No More Dirty Data: How to Avoid Marketing Horror Stories

With more businesses relying on AI and personalized marketing, the need for accurate data has never been more critical. Inaccurate data—often referred to as “dirty data”—can lead to flawed assumptions, wasted budgets, and lost customer trust.

At this year’s AWEurope event, Advertising Week hosted a roundtable in collaboration with Convertr, a platform that automates data validation for large enterprises. Thirteen industry leaders from a variety of B2Bs and publishing companies joined the conversation to provide their insight on data cleanliness. Together, they explored the implications of dirty data, and how organizations can maintain clean, actionable datasets.

What Is Dirty Data—and Why Does It Matter?

Dirty data includes anything from minor typos to entirely false information. The conversation started by addressing just how important data quality is for modern organizations.

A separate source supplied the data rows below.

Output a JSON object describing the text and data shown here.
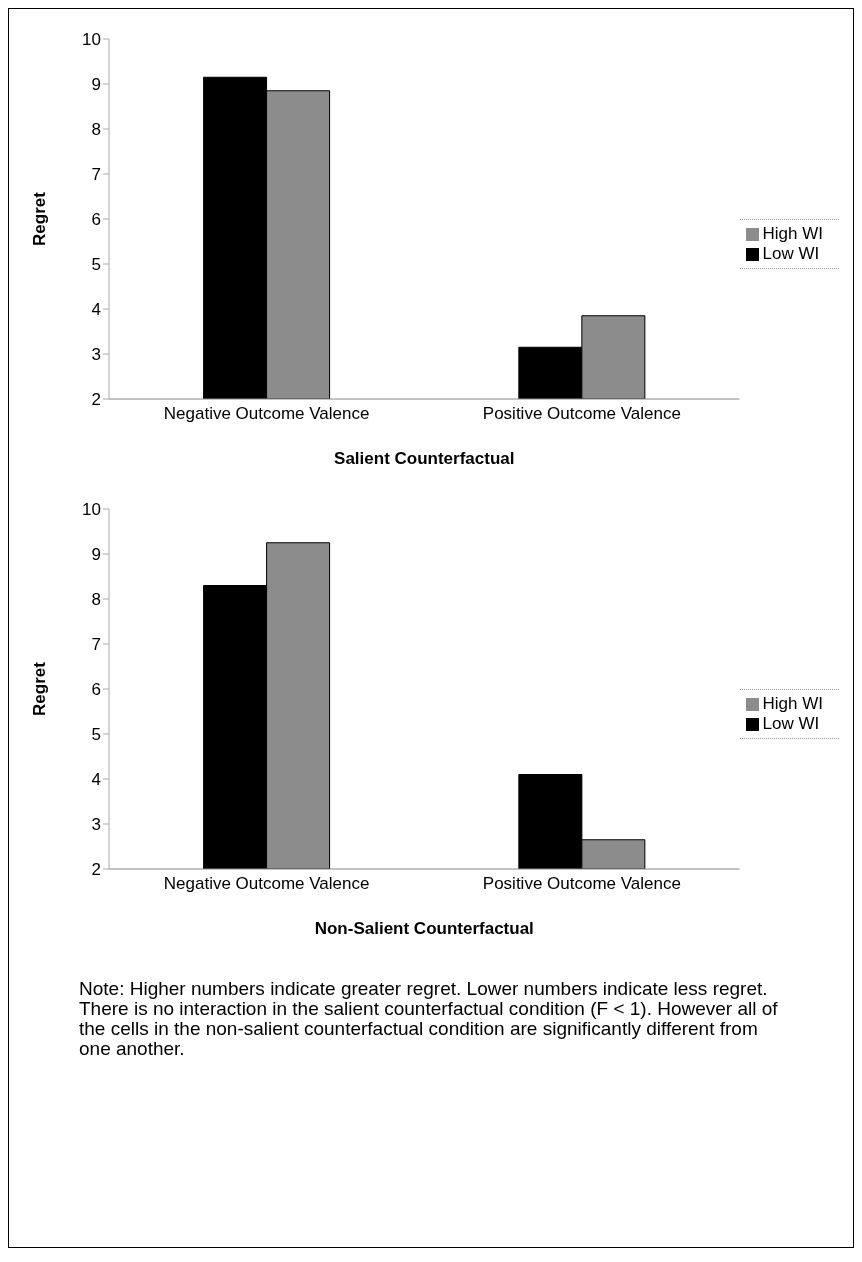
{
  "chart_data": [
    {
      "type": "bar",
      "categories": [
        "Negative Outcome Valence",
        "Positive Outcome Valence"
      ],
      "xlabel": "Salient Counterfactual",
      "ylabel": "Regret",
      "ylim": [
        2,
        10
      ],
      "yticks": [
        2,
        3,
        4,
        5,
        6,
        7,
        8,
        9,
        10
      ],
      "grid": false,
      "legend": "right",
      "series": [
        {
          "name": "Low WI",
          "color": "#000000",
          "values": [
            9.15,
            3.15
          ]
        },
        {
          "name": "High WI",
          "color": "#8c8c8c",
          "values": [
            8.85,
            3.85
          ]
        }
      ]
    },
    {
      "type": "bar",
      "categories": [
        "Negative Outcome Valence",
        "Positive Outcome Valence"
      ],
      "xlabel": "Non-Salient Counterfactual",
      "ylabel": "Regret",
      "ylim": [
        2,
        10
      ],
      "yticks": [
        2,
        3,
        4,
        5,
        6,
        7,
        8,
        9,
        10
      ],
      "grid": false,
      "legend": "right",
      "series": [
        {
          "name": "Low WI",
          "color": "#000000",
          "values": [
            8.3,
            4.1
          ]
        },
        {
          "name": "High WI",
          "color": "#8c8c8c",
          "values": [
            9.25,
            2.65
          ]
        }
      ],
      "annotations": [
        "Note:  Higher numbers indicate greater regret. Lower numbers indicate less regret. There is no interaction in the salient counterfactual condition (F < 1). However all of the cells in the non-salient counterfactual condition are significantly different from one another."
      ]
    }
  ]
}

There was consensus: regardless of how bad data is assessed, it must be removed quickly. Left unchecked, it results in reduced productivity, regulatory risks, and lost performance. One sobering stat: clients reportedly spend 30% of their time just trying to interpret unclear data—translating directly to lost profits.

Data Ownership and Organizational Challenges

Izzie Rivers, CEO of Realm B2B, pointed out how fragmented data ownership can cripple efforts to improve quality.

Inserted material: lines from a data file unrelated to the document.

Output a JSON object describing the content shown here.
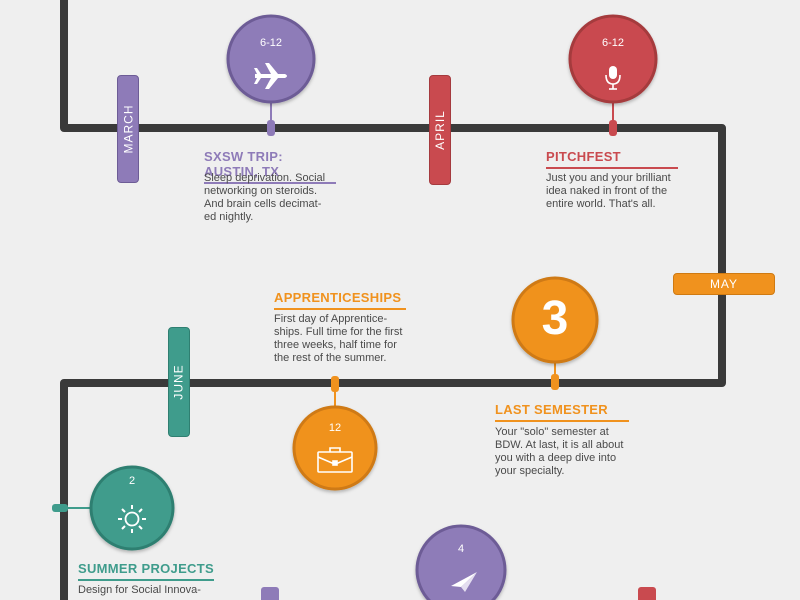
{
  "colors": {
    "track": "#3a3a3a",
    "purple": "#8e7bb8",
    "red": "#c94a4f",
    "orange": "#f0921e",
    "teal": "#3f9c8c",
    "text": "#4a4a4a"
  },
  "months": {
    "march": "MARCH",
    "april": "APRIL",
    "may": "MAY",
    "june": "JUNE"
  },
  "events": {
    "sxsw": {
      "date": "6-12",
      "icon": "airplane-icon",
      "title": "SXSW TRIP: AUSTIN, TX",
      "lines": [
        "Sleep deprivation. Social",
        "networking on steroids.",
        "And brain cells decimat-",
        "ed nightly."
      ]
    },
    "pitchfest": {
      "date": "6-12",
      "icon": "microphone-icon",
      "title": "PITCHFEST",
      "lines": [
        "Just you and your brilliant",
        "idea naked in front of the",
        "entire world. That's all."
      ]
    },
    "last_semester": {
      "date": "3",
      "title": "LAST SEMESTER",
      "lines": [
        "Your \"solo\" semester at",
        "BDW. At last, it is all about",
        "you with a deep dive into",
        "your specialty."
      ]
    },
    "apprenticeships": {
      "date": "12",
      "icon": "briefcase-icon",
      "title": "APPRENTICESHIPS",
      "lines": [
        "First day of Apprentice-",
        "ships.  Full time for the first",
        "three weeks, half time for",
        "the rest of the summer."
      ]
    },
    "summer_projects": {
      "date": "2",
      "icon": "sun-icon",
      "title": "SUMMER PROJECTS",
      "lines": [
        "Design for Social Innova-"
      ]
    },
    "next_event": {
      "date": "4",
      "icon": "paper-plane-icon"
    }
  }
}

“First you have to find the people responsible for the data, and often no one even knows a platform was purchased,” she said. “Then, even if you find the data, teams don’t have the permission to clean or transform it.”

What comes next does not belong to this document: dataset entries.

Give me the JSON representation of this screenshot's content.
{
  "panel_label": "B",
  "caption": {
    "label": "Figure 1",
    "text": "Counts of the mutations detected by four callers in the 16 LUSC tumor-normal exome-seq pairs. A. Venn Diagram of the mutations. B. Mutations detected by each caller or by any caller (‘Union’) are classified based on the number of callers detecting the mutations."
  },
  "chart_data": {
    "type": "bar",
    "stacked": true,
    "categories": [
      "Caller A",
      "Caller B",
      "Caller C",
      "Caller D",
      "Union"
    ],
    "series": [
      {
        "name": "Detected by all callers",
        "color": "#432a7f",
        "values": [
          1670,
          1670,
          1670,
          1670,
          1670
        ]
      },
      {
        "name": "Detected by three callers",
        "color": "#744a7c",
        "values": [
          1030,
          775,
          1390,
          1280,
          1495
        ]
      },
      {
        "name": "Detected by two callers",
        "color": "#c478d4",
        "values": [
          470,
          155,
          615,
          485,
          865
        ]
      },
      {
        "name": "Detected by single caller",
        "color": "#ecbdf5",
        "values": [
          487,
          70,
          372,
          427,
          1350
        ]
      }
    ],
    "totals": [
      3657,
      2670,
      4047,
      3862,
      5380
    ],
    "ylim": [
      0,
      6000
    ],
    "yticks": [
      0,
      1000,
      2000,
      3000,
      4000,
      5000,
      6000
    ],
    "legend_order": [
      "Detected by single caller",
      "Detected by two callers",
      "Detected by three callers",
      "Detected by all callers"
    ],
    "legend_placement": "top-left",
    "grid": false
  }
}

This often forces marketers into messy workarounds—layering fixes on top of bad systems instead of solving the root problem.

Targeting the Right Audience Starts with Clean Data

Data isn’t just about collection—it’s about use. The group agreed that targeting the right audience is critical. If your data is wrong, your messaging won’t reach the right people, no matter how clever your campaign.

They also explored the tension between being discoverable and becoming annoying.

“The more quality the data, the more personal it becomes,” Rivers explained. “Brands need to balance direct outreach with more passive visibility to build real relationships.”

Personalization, Privacy, and the Fine Line Between Helpful and Creepy

As personalization improves, so does the risk of overstepping. Many of the discussion participants warned that customers are becoming savvy to marketing tactics—and are more likely to unsubscribe if they feel intruded upon.

Some even touched on how hyper-personalized content can lead to dangerous information silos.

Mary Keane-Dawson of the British Interactive Media Association warned:

“There’s a serious issue with how AI enables personal tone in misinformation. It erodes independent publishing and fosters extremism.”

Cleaning What You Have Before Adding More

Other attendees agreed: don’t buy new data sets if your current data is a mess. Focus on cleaning and maintaining what you already have.

Emma Bowkett, CEO of Convertr, emphasized, “Until you fix what’s already in your infrastructure, new data is nearly useless.”

The outdated methods of outreach like email or cold calls are also losing effectiveness. And demographics alone are no longer sufficient—behavioral insight is becoming more valuable.

Consumers Know Their Value—Even If They Don’t Act Like It

Ironically, while consumers claim not to value their own data, they’re still handing it out—sometimes falsely. Rivers even noted how data breaches have made her feel like her information is already out there.

This brings forward an idea: incentivizing users to manage their data truthfully. Rewarding consumers for responsible data-sharing could drive more accurate and useful insights.

Where Does the Problem Start? Transparency and Trust

Bowkett asked the group to consider where the transparency breakdown begins.

“We look at where the data originates and whether it converts,” she said. “Some players are much less transparent than others, and that’s a real concern.”

With the rise of AI, clean data isn’t optional—it’s essential.

AI: Friend or Foe to Clean Data?

The discussion turned to AI’s expanding role. One stat stood out: 46% of B2B buyers now refer to AI tools in their research, compared to just 17% still using traditional formats like whitepapers.

Despite AI’s promise, many marketers still focus on Google optimization, unaware of how AI is reshaping the landscape. If content isn’t optimized for AI consumption, marketers risk being left behind.

Yet, some panelists noted a potential return to fundamentals—where branding, not just lead-gen, takes the spotlight.

Conclusion: Clean Data Is Just the Beginning

The roundtable ended on a cautionary note. If lead generation is the only focus, brand identity suffers. And if a lead has never heard of your company, aggressive outreach can feel invasive.

Companies often overestimate their brand recognition. Investing in awareness and clean data infrastructure is the only way to make lead generation truly work.

As AI continues to evolve, the importance of clean, ethical, and well-managed data will only grow. The time to act is now—because if your data is dirty, your strategy is already broken.